August 01, 2018 //By Jonathan Dodge
How silicon carbide helps to get the best from a solar PV system
When working with the design of solar inverters, meeting a certain efficiency specification was mandatory to be competitive in the market.  This is a challenge, especially with 1200 V IGBTs, and required attention to every detail, from bus bar thickness to inductor core material. 

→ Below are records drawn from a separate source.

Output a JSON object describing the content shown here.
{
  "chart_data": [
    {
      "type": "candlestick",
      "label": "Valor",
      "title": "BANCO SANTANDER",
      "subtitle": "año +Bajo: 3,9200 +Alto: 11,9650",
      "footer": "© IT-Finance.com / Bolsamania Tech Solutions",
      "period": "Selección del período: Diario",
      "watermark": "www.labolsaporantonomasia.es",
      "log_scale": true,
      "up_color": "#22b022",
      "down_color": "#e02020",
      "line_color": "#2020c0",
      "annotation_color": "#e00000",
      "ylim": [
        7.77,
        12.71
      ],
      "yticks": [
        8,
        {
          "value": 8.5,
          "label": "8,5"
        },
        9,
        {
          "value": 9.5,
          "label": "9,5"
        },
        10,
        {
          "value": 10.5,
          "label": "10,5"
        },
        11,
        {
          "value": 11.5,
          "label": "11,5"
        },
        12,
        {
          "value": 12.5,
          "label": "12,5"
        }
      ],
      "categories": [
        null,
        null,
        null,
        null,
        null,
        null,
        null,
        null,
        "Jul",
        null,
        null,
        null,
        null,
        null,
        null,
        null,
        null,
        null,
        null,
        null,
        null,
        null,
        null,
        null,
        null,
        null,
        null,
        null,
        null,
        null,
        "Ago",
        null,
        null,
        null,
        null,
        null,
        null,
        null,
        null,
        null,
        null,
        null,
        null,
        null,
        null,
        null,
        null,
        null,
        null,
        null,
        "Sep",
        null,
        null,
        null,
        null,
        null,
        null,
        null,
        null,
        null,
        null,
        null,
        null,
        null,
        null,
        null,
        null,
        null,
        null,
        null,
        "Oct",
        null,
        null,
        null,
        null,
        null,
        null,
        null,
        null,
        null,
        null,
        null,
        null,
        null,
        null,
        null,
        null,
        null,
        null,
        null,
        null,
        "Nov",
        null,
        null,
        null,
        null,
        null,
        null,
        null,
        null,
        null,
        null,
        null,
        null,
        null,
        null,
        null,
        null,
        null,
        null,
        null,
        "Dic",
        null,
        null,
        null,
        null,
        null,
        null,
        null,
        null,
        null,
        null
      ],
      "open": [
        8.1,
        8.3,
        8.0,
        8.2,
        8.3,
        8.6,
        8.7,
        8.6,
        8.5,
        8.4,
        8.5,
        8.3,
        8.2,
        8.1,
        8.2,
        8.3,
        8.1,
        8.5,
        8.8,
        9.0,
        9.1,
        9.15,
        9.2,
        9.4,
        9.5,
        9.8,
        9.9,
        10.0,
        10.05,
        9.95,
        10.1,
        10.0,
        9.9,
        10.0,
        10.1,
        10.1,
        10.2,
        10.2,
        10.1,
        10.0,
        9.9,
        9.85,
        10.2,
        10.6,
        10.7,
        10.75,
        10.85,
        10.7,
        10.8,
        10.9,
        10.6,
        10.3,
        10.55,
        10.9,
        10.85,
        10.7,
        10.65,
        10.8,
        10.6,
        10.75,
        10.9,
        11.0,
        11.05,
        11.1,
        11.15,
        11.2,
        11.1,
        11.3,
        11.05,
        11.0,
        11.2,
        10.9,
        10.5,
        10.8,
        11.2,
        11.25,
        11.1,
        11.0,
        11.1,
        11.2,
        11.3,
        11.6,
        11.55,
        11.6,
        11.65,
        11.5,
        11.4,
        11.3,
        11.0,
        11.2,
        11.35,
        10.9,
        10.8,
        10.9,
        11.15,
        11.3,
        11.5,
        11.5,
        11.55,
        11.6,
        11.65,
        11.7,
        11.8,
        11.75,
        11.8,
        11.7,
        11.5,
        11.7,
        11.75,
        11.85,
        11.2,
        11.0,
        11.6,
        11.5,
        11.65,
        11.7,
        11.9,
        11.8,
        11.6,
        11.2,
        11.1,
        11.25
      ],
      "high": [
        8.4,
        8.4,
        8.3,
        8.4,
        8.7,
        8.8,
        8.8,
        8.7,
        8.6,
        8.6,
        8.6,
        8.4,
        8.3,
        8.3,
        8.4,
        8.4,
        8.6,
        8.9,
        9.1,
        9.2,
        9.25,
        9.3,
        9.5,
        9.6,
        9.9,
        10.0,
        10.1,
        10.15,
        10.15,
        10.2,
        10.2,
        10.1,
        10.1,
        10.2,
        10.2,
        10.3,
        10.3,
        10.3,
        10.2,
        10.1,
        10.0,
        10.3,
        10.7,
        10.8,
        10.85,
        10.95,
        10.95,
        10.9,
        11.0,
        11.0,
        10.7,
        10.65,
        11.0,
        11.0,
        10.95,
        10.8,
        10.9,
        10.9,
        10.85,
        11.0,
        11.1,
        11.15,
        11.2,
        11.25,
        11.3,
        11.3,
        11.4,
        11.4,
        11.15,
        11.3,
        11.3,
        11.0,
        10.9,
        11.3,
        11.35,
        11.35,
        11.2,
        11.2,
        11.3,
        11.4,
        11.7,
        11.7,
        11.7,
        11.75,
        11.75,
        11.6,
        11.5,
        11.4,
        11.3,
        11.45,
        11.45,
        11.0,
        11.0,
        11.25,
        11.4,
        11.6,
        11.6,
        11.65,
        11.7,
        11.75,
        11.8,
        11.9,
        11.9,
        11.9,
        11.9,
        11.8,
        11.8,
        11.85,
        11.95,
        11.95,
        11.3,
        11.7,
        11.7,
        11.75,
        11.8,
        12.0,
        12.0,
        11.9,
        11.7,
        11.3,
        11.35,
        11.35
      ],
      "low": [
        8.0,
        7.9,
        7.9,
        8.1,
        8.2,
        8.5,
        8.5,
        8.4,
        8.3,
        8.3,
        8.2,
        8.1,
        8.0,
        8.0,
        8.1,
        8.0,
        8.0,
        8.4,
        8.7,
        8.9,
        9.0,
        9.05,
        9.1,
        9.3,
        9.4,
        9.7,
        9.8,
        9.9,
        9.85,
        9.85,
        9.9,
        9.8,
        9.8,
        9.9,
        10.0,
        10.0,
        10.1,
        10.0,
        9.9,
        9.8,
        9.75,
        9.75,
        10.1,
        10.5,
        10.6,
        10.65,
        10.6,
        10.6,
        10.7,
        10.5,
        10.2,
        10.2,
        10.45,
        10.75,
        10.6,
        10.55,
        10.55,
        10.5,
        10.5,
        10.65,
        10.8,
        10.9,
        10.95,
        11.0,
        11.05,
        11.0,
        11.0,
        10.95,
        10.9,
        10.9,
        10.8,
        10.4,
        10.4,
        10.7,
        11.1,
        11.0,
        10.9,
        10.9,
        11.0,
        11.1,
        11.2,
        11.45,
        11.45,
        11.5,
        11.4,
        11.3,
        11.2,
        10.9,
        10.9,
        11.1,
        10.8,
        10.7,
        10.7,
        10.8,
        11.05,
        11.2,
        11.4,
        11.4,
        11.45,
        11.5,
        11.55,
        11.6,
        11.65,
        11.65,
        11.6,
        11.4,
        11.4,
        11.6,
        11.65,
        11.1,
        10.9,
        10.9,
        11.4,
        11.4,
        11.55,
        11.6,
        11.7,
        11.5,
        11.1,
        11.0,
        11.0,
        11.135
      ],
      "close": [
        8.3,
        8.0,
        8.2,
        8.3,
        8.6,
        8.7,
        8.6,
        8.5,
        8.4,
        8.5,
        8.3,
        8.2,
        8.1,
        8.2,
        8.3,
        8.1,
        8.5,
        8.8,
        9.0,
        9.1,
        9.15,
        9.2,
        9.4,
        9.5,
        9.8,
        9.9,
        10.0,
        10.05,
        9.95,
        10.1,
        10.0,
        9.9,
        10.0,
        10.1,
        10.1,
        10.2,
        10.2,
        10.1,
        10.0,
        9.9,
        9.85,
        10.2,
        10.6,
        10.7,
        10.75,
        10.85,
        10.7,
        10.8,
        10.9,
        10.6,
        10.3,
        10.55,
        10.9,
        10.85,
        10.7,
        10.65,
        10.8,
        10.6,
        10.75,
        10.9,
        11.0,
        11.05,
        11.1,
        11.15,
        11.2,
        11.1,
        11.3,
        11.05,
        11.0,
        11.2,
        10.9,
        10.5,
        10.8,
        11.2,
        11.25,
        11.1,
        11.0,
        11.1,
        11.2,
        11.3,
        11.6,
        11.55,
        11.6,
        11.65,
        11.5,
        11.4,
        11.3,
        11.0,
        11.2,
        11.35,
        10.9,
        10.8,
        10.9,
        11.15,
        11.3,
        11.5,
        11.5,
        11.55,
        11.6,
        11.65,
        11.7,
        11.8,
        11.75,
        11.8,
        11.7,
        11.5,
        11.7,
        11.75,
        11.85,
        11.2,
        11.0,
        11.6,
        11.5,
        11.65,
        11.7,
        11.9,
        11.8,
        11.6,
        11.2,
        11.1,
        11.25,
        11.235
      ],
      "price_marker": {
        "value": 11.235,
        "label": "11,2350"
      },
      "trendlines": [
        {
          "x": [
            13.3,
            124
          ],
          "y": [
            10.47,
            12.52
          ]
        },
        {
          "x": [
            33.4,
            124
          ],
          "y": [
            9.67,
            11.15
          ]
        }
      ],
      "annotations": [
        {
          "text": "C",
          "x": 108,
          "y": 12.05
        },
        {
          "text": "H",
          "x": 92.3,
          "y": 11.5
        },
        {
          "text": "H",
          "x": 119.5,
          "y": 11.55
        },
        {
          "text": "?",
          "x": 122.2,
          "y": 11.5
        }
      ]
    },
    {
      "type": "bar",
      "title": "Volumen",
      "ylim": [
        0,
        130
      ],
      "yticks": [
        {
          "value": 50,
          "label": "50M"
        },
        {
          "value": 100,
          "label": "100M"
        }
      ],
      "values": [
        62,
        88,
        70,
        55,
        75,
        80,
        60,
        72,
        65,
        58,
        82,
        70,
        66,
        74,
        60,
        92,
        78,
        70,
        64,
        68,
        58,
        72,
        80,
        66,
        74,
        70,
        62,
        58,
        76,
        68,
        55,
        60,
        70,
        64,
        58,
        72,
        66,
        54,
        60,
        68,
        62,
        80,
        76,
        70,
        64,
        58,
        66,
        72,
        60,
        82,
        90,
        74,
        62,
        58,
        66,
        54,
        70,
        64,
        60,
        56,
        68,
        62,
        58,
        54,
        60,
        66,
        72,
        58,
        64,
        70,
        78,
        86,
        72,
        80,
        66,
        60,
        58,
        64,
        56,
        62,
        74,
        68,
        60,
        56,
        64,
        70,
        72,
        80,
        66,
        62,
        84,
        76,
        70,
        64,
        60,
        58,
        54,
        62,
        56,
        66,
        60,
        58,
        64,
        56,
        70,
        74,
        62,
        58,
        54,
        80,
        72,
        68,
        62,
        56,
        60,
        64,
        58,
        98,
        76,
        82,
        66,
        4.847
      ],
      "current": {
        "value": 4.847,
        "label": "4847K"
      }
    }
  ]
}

A Typical Inverter Topology

A common topology for a solar inverter feeding into a three-phase 400 VAC mains system (typical European installation) uses IGBTs in a ‘Transistor Neutral Point Clamped’ (TNPC) arrangement (Figure 1). This runs off a DC link of 600 to 800 VDC, boosted as needed from the solar panel voltage, and achieves better than 98% peak efficiency when switching in the audible range (15 kHz or less).  Including the booster, there are 13 switch positions with IGBTs, six rated at 600V and seven at 1200V.  Each IGBT needs a parallel fast diode (arguably except the booster).  With low frequency operation the inductors are large and heavy to avoid magnetic saturation.  Increasing the operating frequency would reduce their size approximately in proportion but the IGBT switching losses would quickly become unbearable.

Figure 1. Typical solar inverter arrangement

To reduce complexity, the IGBTs Q1-6 could be omitted but the volt-seconds in the output inductors L2, 3, 4 would double, substantially increasing their physical size again.